- Occupation: Playwright
- Known for: Abandoned in Queens Three Italian Women

= Laura Maria Censabella =

American playwright and screenwriter

Laura Maria Censabella is an American playwright and screenwriter. She has been awarded three grants from the New York Foundation for the Arts; two in playwriting for Abandoned in Queens and Three Italian Women, and The Geri Ashur Award in Screenwriting for her original screenplay Truly Mary. She is the Director of The Playwrights Unit of the Ensemble Studio Theatre

==Works and awards==
Her short play Posing was nominated for a Pushcart Prize, and The Actual Footage won the 2000 Tennessee Chapbook Prize for Drama. Both plays are published in Poems & Plays. She has written the short film adaptation Physics for HBO's Women: Breaking The Rules series, and she has won two Daytime Emmy Awards for her work on As the World Turns. Her first Emmy win in 2001 was shared with Hogan Sheffer (head writer), Leah Laiman (head writer), Carolyn Culliton (co-head writer), Stephen Demorest, Hal Corley, Stephanie Braxton, Jeff Beldner, Tom Casiello, Susan Dansby, Judith Donato, Lynn Martin, Marie Masters, Richard J. Allen, Judy Tate, Courtney Sherman, and Karen Lewis.

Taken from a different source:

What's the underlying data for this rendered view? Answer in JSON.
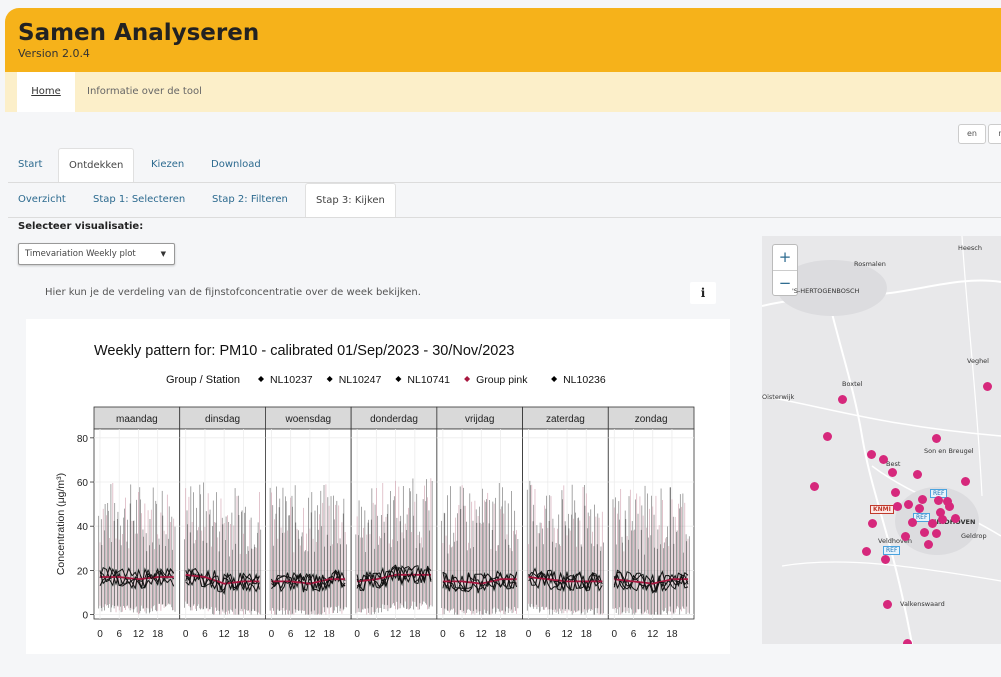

Censabella's half-hour independent film Last Call (directed by Robert Bailey) has been an official selection in festivals throughout the world, including the Avignon Film Festival, Other Venice Film Festival, Hermosa Shorts Film Festival, Sedona International Film Festival, Anthology Film Archives, and the Breckenridge Film Festival where it won the Best Short Drama award.

Paradise, a two-actor play by Censabella, was a finalist for the 2016 Saroyan/Paul Playwriting Prize for Human Rights. In 2021, L.A. Theatre Works released an audio recording of Paradise, which was based on the 2019 Odyssey Theatre production produced by Viola Davis’ JuVee Productions in collaboration with American Oasis.

==Education==
Censabella's teaching experience includes The New School for Drama, The Actors Studio Drama School (where she developed the playwriting program with Romulus Linney), Columbia University School of the Arts, Columbia College's Undergraduate Writing Program, City University's MFA Writing Program, The Sewanee Writers' Conference, and Summer Literary Seminars.

She is a member of the Dramatists Guild and the Writers Guild of America, East, and graduated from Yale University.